Martha Nubia Bello, la actual directora del museo del Centro Nacional de Memoria Histórica, en un conversatorio de actores más institucionales y estatales, nos dijo una frase que me quedó sonando: la literatura tiene deuda enorme con la desaparición forzada; hay que contar esas historias. El día anterior conocí la historia de una víctima de desaparición forzada: una madre de Soacha. Ella es parte del colectivo que presenta Antígonas: tribunal de mujeres, una obra de teatro hecha por mujeres que han sufrido violaciones a sus derechos humanos: sobrevivientes del genocidio político de la Unión Patriótica, persecuciones políticas por ser líderes de comunidades de derechos, líderes estudiantiles víctima de montajes judiciales y encarcelamientos injustos, y madres de Soacha.

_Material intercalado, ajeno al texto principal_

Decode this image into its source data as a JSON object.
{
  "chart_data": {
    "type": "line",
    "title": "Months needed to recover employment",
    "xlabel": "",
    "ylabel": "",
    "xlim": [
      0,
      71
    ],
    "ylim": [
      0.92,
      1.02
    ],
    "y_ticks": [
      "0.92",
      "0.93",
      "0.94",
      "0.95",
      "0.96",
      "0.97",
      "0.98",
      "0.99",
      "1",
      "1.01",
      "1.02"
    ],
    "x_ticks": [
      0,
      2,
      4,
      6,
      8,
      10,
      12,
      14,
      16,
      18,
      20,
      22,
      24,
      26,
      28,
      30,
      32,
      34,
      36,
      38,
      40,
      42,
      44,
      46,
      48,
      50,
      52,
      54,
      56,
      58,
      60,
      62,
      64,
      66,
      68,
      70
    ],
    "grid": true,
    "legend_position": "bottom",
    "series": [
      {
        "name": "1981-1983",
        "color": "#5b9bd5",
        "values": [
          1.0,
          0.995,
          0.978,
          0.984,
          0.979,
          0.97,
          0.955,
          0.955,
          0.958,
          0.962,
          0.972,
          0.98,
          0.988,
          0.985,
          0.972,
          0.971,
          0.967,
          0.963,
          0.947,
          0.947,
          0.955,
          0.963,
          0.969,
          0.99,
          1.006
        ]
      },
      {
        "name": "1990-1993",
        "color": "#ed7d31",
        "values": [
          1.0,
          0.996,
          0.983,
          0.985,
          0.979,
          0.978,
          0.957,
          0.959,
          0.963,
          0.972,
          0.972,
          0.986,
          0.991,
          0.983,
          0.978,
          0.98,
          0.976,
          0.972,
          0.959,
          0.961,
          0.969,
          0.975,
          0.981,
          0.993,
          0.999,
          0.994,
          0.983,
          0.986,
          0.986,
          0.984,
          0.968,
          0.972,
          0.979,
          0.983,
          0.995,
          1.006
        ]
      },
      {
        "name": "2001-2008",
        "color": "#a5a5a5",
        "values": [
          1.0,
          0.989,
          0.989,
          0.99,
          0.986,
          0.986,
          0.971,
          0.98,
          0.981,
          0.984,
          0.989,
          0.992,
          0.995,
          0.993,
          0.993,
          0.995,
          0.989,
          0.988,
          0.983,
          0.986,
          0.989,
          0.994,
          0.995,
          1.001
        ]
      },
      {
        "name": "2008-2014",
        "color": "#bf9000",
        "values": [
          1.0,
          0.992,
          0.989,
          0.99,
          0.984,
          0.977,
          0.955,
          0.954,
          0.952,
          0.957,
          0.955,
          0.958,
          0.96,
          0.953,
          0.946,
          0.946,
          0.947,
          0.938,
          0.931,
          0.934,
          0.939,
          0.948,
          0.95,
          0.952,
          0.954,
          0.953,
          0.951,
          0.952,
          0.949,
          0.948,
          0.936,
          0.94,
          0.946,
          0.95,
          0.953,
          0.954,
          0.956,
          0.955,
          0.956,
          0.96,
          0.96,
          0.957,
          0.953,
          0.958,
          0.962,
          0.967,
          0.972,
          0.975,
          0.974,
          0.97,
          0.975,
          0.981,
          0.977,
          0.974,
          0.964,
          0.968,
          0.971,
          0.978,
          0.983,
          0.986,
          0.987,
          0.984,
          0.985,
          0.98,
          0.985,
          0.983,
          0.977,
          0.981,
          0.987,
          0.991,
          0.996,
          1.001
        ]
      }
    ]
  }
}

María Ubilerma nos contó su experiencia actuando en teatro. Nos contaba que el teatro le había traído, si no ya la catarsis purgadora de Juana Alicia, un vehículo para hablar y contar y nombrar su dolor, y trabajarlo, y hacer de él algo bello: un lugar donde encontrarse con su hijo (que ya no es cuerpo, no es materia en este mundo). Y las palabras de Martha Bello me resuenan en la cabeza mientras escribo esto, y no puedo evitar escribirle a María Ubilerma un pequeño cuento maltrecho aquí, en este espacio tan pequeño y tal vez tan impropio (y que por favor me perdone):

María Ubilerma Sanabria es madre, pero perdió a su hijo por la euforia de las bajas (y las victorias que estas bajas significaron) que tuvo un hombre sediento de poder y reconocimiento. Antes de desaparecer al azar que lo denominó criminal, el hijo de María Ubilerma cantaba y soñaba con crecer y ser músico profesional, y poder llevarse a su mamá a viajar con él alrededor del mundo, junto con su música. El hijo de María Ubilerma se fue un fin de semana sin permiso a Pereira, y llamó a su casa a decir que le dijeran a su mamá que aunque podía darles muchos detalles, no se preocuparan porque él volvía en unos días. El hijo de María Ubilerma no volvió ni a los tres, ni a los cinco, ni a los quince días de Pereira. Después de esperar y esperar en vano, y después de saber que por más que esperara su hijo nunca iba a volver, María Ubilerma decidió ir ella por el mundo cantando, actuando y narrando su historia y la de su hijo: de cómo no volvió nunca de Pereira, y de cómo ella, aunque sabe que es fútil, lo espera. Ahora María Ubilerma lleva consigo a su hijo por el mundo, cantando con él en escenarios de aquí y allá, cumpliendo (tal vez sin querer) la promesa que él le había hecho en otra vida.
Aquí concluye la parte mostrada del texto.